Paul Tudor Jones : le pionnier du macro

Légende du marché

Paul Tudor Jones : le pionnier du macro

Fondateur de Tudor Investment Corporation et légende du trading global macro.

Carrière

Paul Tudor Jones II, né à Memphis (Tennessee) en 1954, est l’une des figures marquantes du trading global macro moderne. Après des études d’économie à l’université de Virginie, il a débuté sa carrière sur le parquet du New York Cotton Exchange, apprenant le métier des contrats à terme sur le coton à la base. En 1980, il a fondé Tudor Investment Corporation, qu’il a transformée en l’une des sociétés de hedge funds les plus connues au monde. Au cours de plus de quatre décennies, Jones s’est forgé une réputation : repérer tôt les points de retournement macroéconomiques et les traduire de façon décisive en positions.

Le krach de 1987

Jones est devenu célèbre pour avoir prédit le krach du « Lundi noir » d’octobre 1987, lorsque le Dow Jones a perdu environ 22 pour cent en une seule journée. En lisant les configurations graphiques et les parallèles historiques, il avait anticipé une chute sévère et s’était positionné en conséquence. Alors que la plupart des investisseurs subissaient de lourdes pertes, la stratégie de son fonds aurait produit cette année-là, selon de nombreux récits, des gains exceptionnels — d’après les estimations courantes, un bénéfice de plusieurs centaines de millions de dollars. Le documentaire « Trader » diffusé par PBS en 1987 a immortalisé cette période, montrant Jones jeune trader à l’œuvre ; il a ensuite demandé que le film soit retiré de la circulation.

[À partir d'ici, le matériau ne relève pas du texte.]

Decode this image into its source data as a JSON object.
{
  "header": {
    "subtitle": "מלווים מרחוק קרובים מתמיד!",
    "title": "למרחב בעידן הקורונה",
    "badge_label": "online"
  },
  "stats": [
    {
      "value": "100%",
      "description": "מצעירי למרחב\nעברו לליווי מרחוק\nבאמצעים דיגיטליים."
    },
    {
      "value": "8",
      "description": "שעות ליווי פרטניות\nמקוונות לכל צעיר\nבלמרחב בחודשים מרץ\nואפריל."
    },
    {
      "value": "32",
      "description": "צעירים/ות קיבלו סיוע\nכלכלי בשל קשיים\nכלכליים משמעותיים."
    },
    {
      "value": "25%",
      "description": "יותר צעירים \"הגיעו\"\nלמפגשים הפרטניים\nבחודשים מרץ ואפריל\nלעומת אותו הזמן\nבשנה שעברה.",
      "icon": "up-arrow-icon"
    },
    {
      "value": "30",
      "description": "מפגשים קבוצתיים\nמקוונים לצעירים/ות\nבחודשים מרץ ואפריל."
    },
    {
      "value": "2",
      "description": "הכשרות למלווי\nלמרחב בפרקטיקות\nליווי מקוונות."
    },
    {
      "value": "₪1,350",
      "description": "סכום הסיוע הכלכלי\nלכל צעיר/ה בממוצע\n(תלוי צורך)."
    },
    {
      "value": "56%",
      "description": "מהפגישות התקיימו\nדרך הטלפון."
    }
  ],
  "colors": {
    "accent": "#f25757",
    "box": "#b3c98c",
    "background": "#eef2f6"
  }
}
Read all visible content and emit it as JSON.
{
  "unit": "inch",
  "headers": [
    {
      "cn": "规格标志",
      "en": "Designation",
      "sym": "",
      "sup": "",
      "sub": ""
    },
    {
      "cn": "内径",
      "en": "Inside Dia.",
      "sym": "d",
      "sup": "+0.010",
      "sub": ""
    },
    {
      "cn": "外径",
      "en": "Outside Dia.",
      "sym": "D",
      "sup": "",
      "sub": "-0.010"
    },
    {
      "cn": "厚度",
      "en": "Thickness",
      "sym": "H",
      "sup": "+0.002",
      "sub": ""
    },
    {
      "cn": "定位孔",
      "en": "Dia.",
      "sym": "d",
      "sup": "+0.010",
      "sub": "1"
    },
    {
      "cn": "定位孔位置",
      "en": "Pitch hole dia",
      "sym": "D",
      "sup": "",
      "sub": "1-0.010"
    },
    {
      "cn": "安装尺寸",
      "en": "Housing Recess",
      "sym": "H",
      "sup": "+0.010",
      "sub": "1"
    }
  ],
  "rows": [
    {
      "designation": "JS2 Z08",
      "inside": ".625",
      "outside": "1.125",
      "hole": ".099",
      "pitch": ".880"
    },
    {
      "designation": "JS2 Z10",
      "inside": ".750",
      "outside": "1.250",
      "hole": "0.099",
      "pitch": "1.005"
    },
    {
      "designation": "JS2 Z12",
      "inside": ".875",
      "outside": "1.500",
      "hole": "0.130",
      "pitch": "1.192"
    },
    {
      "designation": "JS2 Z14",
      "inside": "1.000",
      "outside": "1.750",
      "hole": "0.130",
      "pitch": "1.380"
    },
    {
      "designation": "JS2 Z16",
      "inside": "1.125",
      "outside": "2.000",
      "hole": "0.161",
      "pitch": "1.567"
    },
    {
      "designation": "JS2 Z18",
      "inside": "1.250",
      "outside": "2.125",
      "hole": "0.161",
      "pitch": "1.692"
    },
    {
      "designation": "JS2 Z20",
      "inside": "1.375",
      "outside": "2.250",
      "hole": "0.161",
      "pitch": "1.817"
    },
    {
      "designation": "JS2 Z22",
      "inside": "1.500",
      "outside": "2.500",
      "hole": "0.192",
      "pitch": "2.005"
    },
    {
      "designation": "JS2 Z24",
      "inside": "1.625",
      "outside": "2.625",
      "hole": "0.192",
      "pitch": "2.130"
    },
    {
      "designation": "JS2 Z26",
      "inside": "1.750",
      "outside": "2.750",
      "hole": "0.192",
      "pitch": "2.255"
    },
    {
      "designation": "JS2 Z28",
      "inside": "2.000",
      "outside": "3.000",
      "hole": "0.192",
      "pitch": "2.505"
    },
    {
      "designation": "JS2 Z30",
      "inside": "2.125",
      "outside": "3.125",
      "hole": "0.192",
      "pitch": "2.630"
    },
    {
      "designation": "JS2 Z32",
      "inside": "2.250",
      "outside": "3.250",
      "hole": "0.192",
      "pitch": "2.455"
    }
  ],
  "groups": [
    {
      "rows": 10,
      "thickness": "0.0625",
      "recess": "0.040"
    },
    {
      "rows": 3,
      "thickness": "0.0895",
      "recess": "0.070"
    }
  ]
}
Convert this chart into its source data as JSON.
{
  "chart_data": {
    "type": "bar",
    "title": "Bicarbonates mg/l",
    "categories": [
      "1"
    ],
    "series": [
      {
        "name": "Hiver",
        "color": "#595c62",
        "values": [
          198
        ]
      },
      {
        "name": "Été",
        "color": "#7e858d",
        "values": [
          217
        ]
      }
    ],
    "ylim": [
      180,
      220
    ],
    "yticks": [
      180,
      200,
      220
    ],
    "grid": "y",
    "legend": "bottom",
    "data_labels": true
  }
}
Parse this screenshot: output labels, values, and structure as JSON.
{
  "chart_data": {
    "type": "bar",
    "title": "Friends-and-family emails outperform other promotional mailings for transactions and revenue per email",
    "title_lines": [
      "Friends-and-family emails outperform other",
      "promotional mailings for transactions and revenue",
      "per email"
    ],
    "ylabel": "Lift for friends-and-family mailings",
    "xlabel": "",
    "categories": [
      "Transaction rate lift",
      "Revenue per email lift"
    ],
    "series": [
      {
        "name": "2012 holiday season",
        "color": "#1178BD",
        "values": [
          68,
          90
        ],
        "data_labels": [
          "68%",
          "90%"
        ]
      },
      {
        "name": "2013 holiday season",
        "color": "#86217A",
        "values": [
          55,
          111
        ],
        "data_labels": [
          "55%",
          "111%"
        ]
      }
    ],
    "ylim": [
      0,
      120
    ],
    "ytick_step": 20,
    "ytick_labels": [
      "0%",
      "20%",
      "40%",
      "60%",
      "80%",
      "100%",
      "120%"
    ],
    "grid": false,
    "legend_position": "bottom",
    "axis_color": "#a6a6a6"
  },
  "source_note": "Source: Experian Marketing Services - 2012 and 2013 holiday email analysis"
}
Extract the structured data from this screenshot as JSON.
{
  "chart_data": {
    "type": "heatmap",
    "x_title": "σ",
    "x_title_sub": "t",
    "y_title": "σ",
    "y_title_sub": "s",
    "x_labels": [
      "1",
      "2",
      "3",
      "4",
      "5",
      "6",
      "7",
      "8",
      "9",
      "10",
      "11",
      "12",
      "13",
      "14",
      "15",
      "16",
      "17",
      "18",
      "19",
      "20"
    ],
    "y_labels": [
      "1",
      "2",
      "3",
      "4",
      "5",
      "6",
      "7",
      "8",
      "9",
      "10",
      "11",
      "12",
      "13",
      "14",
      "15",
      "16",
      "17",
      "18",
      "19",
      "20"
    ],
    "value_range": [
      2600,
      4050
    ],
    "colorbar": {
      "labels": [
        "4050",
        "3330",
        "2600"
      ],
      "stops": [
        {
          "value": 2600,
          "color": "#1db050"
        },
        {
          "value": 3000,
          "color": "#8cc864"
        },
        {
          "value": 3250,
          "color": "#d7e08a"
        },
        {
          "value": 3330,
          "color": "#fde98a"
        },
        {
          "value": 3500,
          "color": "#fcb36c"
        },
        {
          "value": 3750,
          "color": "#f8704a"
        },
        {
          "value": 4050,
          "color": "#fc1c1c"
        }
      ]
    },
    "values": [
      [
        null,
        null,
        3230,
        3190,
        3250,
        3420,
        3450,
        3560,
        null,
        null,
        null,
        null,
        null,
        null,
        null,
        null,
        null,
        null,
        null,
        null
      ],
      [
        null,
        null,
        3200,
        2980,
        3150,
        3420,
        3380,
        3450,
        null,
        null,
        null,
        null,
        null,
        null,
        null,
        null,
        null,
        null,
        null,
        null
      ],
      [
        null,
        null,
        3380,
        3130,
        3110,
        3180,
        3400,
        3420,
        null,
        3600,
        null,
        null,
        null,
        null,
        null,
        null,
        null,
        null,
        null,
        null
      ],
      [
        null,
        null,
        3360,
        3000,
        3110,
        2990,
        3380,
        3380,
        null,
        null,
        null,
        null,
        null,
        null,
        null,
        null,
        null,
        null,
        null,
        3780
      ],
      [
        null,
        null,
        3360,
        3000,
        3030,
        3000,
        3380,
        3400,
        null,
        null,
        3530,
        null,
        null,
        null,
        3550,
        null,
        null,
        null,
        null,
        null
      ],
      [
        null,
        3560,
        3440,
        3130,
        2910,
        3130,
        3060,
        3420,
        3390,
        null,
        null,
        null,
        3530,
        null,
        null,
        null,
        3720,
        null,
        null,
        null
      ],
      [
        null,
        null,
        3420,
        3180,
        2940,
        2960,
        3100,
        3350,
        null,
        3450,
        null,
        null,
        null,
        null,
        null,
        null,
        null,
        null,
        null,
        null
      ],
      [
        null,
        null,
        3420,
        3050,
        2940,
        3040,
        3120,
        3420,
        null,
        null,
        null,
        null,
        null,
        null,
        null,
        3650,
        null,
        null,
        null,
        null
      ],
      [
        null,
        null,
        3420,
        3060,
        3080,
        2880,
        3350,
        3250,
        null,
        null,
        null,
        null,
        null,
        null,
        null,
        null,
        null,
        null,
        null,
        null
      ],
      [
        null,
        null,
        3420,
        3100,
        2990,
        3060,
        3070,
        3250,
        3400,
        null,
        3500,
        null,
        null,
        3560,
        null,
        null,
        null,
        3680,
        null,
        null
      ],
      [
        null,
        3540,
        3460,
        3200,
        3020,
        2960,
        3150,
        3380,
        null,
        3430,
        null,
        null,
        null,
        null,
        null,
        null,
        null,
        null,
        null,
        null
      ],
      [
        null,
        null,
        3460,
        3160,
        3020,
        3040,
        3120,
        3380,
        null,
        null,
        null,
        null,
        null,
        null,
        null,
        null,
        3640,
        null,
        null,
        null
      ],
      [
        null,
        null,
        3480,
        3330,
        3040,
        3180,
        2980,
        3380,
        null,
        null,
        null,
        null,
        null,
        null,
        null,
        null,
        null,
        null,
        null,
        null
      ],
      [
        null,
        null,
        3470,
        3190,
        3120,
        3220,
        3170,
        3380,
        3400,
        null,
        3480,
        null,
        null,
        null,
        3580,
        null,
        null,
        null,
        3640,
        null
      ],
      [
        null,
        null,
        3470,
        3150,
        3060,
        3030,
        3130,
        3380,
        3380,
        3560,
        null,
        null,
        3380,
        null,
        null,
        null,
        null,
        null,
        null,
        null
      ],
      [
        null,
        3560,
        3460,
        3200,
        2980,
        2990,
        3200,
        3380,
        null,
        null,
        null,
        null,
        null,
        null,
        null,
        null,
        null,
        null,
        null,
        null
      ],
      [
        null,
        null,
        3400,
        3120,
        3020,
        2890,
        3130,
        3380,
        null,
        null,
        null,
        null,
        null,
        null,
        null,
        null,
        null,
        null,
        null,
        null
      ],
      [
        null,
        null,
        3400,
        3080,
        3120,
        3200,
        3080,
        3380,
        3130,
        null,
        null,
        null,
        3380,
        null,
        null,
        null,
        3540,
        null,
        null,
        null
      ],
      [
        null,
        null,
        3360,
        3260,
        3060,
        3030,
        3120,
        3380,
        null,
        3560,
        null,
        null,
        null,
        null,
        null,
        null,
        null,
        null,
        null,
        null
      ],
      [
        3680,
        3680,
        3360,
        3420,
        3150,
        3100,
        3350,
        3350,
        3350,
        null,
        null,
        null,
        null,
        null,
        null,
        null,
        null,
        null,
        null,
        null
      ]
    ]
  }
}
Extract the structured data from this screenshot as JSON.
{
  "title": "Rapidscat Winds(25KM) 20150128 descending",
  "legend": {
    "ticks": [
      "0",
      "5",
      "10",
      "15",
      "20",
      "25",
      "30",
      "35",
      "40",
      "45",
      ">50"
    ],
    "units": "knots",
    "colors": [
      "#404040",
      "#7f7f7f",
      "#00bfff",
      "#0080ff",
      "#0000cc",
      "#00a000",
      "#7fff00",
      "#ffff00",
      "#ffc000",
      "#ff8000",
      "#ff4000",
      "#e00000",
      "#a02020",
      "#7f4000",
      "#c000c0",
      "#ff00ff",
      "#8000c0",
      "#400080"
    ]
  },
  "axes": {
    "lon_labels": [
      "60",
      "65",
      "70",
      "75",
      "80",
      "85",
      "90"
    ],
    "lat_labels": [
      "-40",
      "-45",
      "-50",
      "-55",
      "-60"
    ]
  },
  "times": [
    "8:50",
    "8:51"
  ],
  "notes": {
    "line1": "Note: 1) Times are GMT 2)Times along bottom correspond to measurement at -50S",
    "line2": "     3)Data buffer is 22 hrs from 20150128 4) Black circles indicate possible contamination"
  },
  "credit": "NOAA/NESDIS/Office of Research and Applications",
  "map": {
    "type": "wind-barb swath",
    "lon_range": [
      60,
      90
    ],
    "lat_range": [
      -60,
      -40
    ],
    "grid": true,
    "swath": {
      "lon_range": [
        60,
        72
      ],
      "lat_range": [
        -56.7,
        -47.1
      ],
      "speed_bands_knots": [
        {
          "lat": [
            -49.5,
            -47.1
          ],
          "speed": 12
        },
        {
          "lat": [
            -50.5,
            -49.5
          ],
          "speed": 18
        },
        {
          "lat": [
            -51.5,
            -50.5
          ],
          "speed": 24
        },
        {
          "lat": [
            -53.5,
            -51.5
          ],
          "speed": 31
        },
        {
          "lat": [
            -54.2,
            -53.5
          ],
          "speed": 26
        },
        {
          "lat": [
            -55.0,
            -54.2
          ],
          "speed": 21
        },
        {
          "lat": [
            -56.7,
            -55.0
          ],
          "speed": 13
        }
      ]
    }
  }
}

Style de trading et gestion du risque

Jones poursuit une approche global macro : il intervient sur toutes les classes d’actifs et tous les pays — actions, obligations, devises et matières premières — en fondant ses décisions sur de grandes thématiques économiques. Pourtant, au cœur de sa méthode se trouve non pas la prévision, mais la gestion du risque. Il est connu pour se référer à la moyenne mobile à 200 jours : lorsqu’un actif s’échange en dessous, il adopte une posture défensive. « Défendre d’abord, attaquer ensuite » résume bien son état d’esprit — protéger le capital et couper tôt les pertes priment sur n’importe quelle opportunité unique. Cette asymétrie entre les pertes et le redressement nécessaire pour les effacer façonne toute sa discipline.

L’avis de BMI

Pour les investisseurs particuliers, la leçon véritablement instructive est moins le pari spectaculaire de 1987 que l’obsession de Jones pour la limitation des pertes — un principe transposable à n’importe quel portefeuille. Au-delà du trading, c’est un philanthrope reconnu : en 1988, il a cofondé la Robin Hood Foundation pour lutter contre la pauvreté à New York, et en 2013, il a contribué au lancement de JUST Capital, qui mesure le comportement responsable des entreprises. Son parcours montre que la recherche de rendement et la discipline du capital ne sont pas des opposés. Ce profil est un contenu éditorial à visée pédagogique, et non un conseil en investissement.